Lecturas bíblicas:
Prophetia: Sab 18,20-24; Psalendum: Sal 1,1-3;Apostolus: 2 Tim 2,1-10; Evangelium: Jn 12,24-26; 13,16-17.20; 14,6.12-13; Lc 8,22-27
Queridos hermanos sacerdotes;
Excelentísimas e Ilustrísimas Autoridades civiles y militares;
Queridos hermanos y hermanas:
La solemnidad del Patrón de la diócesis y de la ciudad de Almería nos llena de gozo, porque en este varón apostólico tiene origen la fundación de la Iglesia de Urci, que daría lugar a la Iglesia de Almería.
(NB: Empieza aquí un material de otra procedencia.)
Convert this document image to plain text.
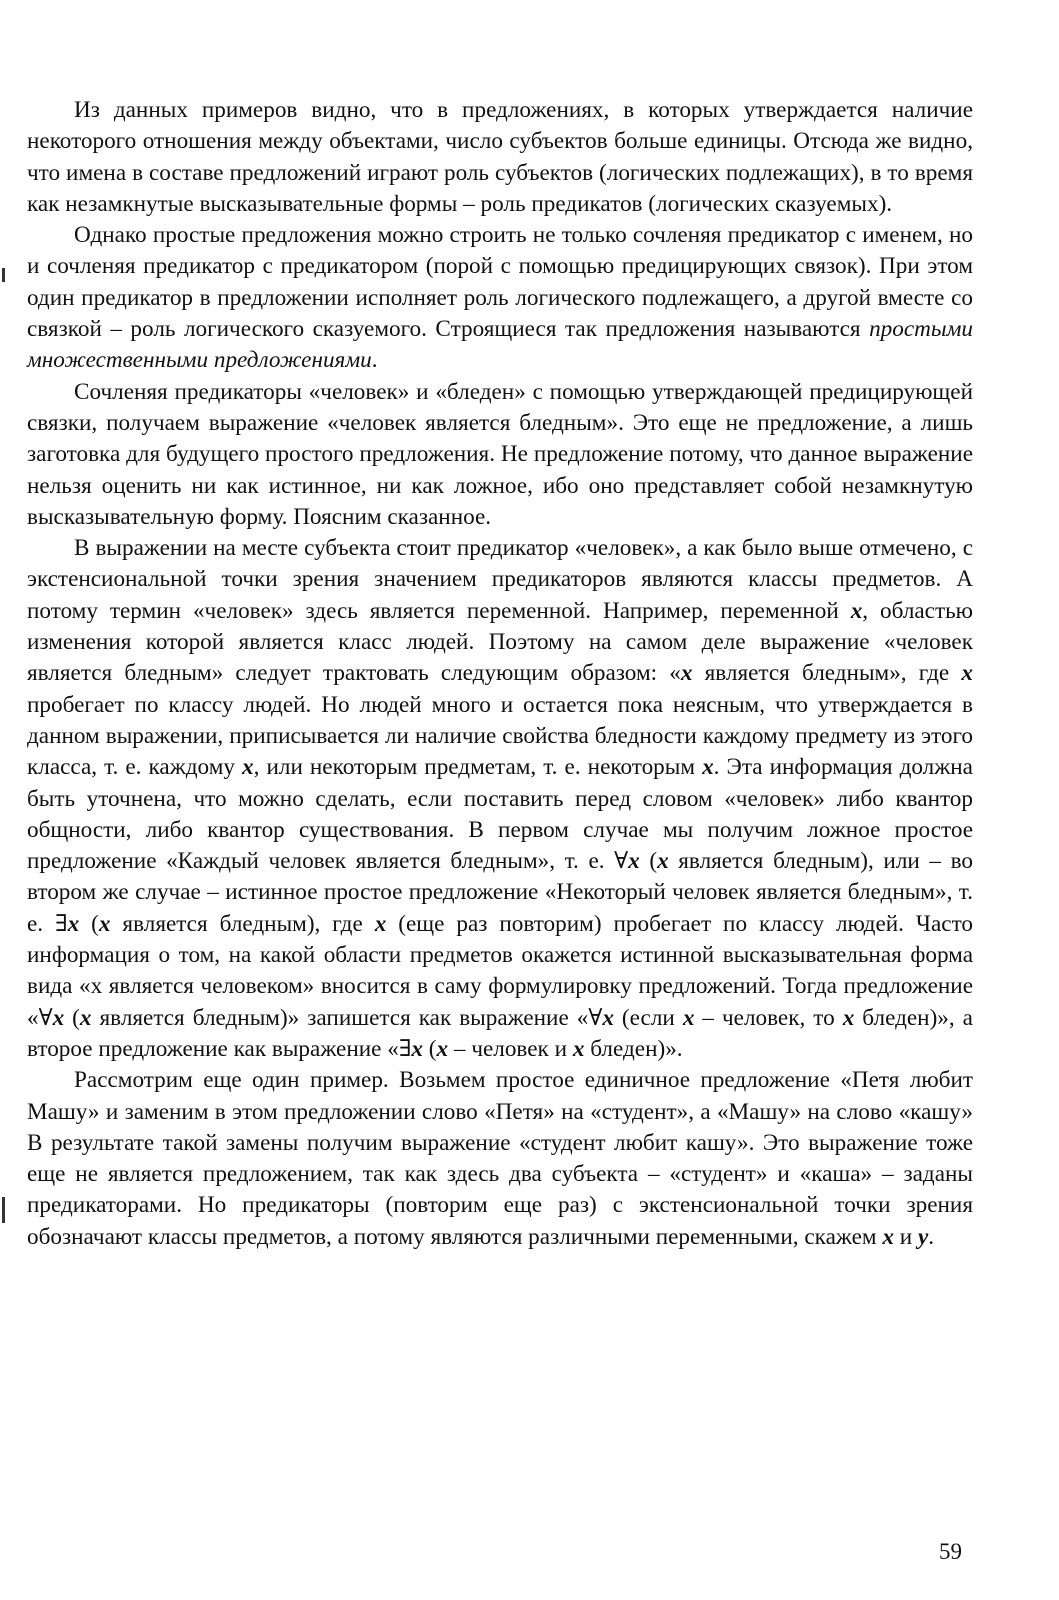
Из данных примеров видно, что в предложениях, в которых утверждается наличие некоторого отношения между объектами, число субъектов больше единицы. Отсюда же видно, что имена в составе предложений играют роль субъектов (логических подлежащих), в то время как незамкнутые высказывательные формы – роль предикатов (логических сказуемых).

Однако простые предложения можно строить не только сочленяя предикатор с именем, но и сочленяя предикатор с предикатором (порой с помощью предицирующих связок). При этом один предикатор в предложении исполняет роль логического подлежащего, а другой вместе со связкой – роль логического сказуемого. Строящиеся так предложения называются простыми множественными предложениями.

Сочленяя предикаторы «человек» и «бледен» с помощью утверждающей предицирующей связки, получаем выражение «человек является бледным». Это еще не предложение, а лишь заготовка для будущего простого предложения. Не предложение потому, что данное выражение нельзя оценить ни как истинное, ни как ложное, ибо оно представляет собой незамкнутую высказывательную форму. Поясним сказанное.

В выражении на месте субъекта стоит предикатор «человек», а как было выше отмечено, с экстенсиональной точки зрения значением предикаторов являются классы предметов. А потому термин «человек» здесь является переменной. Например, переменной x, областью изменения которой является класс людей. Поэтому на самом деле выражение «человек является бледным» следует трактовать следующим образом: «x является бледным», где x пробегает по классу людей. Но людей много и остается пока неясным, что утверждается в данном выражении, приписывается ли наличие свойства бледности каждому предмету из этого класса, т. е. каждому x, или некоторым предметам, т. е. некоторым x. Эта информация должна быть уточнена, что можно сделать, если поставить перед словом «человек» либо квантор общности, либо квантор существования. В первом случае мы получим ложное простое предложение «Каждый человек является бледным», т. е. ∀x (x является бледным), или – во втором же случае – истинное простое предложение «Некоторый человек является бледным», т. е. ∃x (x является бледным), где x (еще раз повторим) пробегает по классу людей. Часто информация о том, на какой области предметов окажется истинной высказывательная форма вида «x является человеком» вносится в саму формулировку предложений. Тогда предложение «∀x (x является бледным)» запишется как выражение «∀x (если x – человек, то x бледен)», а второе предложение как выражение «∃x (x – человек и x бледен)».

Рассмотрим еще один пример. Возьмем простое единичное предложение «Петя любит Машу» и заменим в этом предложении слово «Петя» на «студент», а «Машу» на слово «кашу» В результате такой замены получим выражение «студент любит кашу». Это выражение тоже еще не является предложением, так как здесь два субъекта – «студент» и «каша» – заданы предикаторами. Но предикаторы (повторим еще раз) с экстенсиональной точки зрения обозначают классы предметов, а потому являются различными переменными, скажем x и y.

59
En la demarcación territorial de esta Iglesia se integraron en el transcurso de los siglos algunas de las sedes episcopales hispanorromanas, además de la antigua sede urcitana de san Indalecio.
Hemos querido celebrar este año la santa Misa de la solemnidad en el rito hispano o hispano-mozárabe en honor de nuestro Patrón, uno de los varones apostólicos enviados. San Indalecio como los otros varones apostólicos según la tradición legendaria habrían sido enviados a Hispania por los apóstoles Pedro y Pablo desde Roma. Esta tradición que, además, los contempla como mártires, ha sido corregida en la moderna edición del Martirologio Romano, que fija la presencia los varones apostólicos en Hispania, acompañada de su obra evangelizadora, entre los años de la segunda mitad del siglo III y principios del siglo IV.
Como se dice en la introducción a la misa que estamos celebrando, el rito hispano se fue configurándose a partir del siglo V y lo encontramos plenamente cuajado en los siglos VI. Este rito occidental latino se extendió por toda la península Ibérica en el siglo VII, implantado incluso en los territorios franceses del reino de los visigodos con capital en Tolosa de Francia. Esta presencia se extendió hasta que los visigodos fueron vencidos por los francos, y los visigodos se vieron empujados por el reino franco a la península Ibérica, estableciéndose en el reino hispano-visigodo de Toledo.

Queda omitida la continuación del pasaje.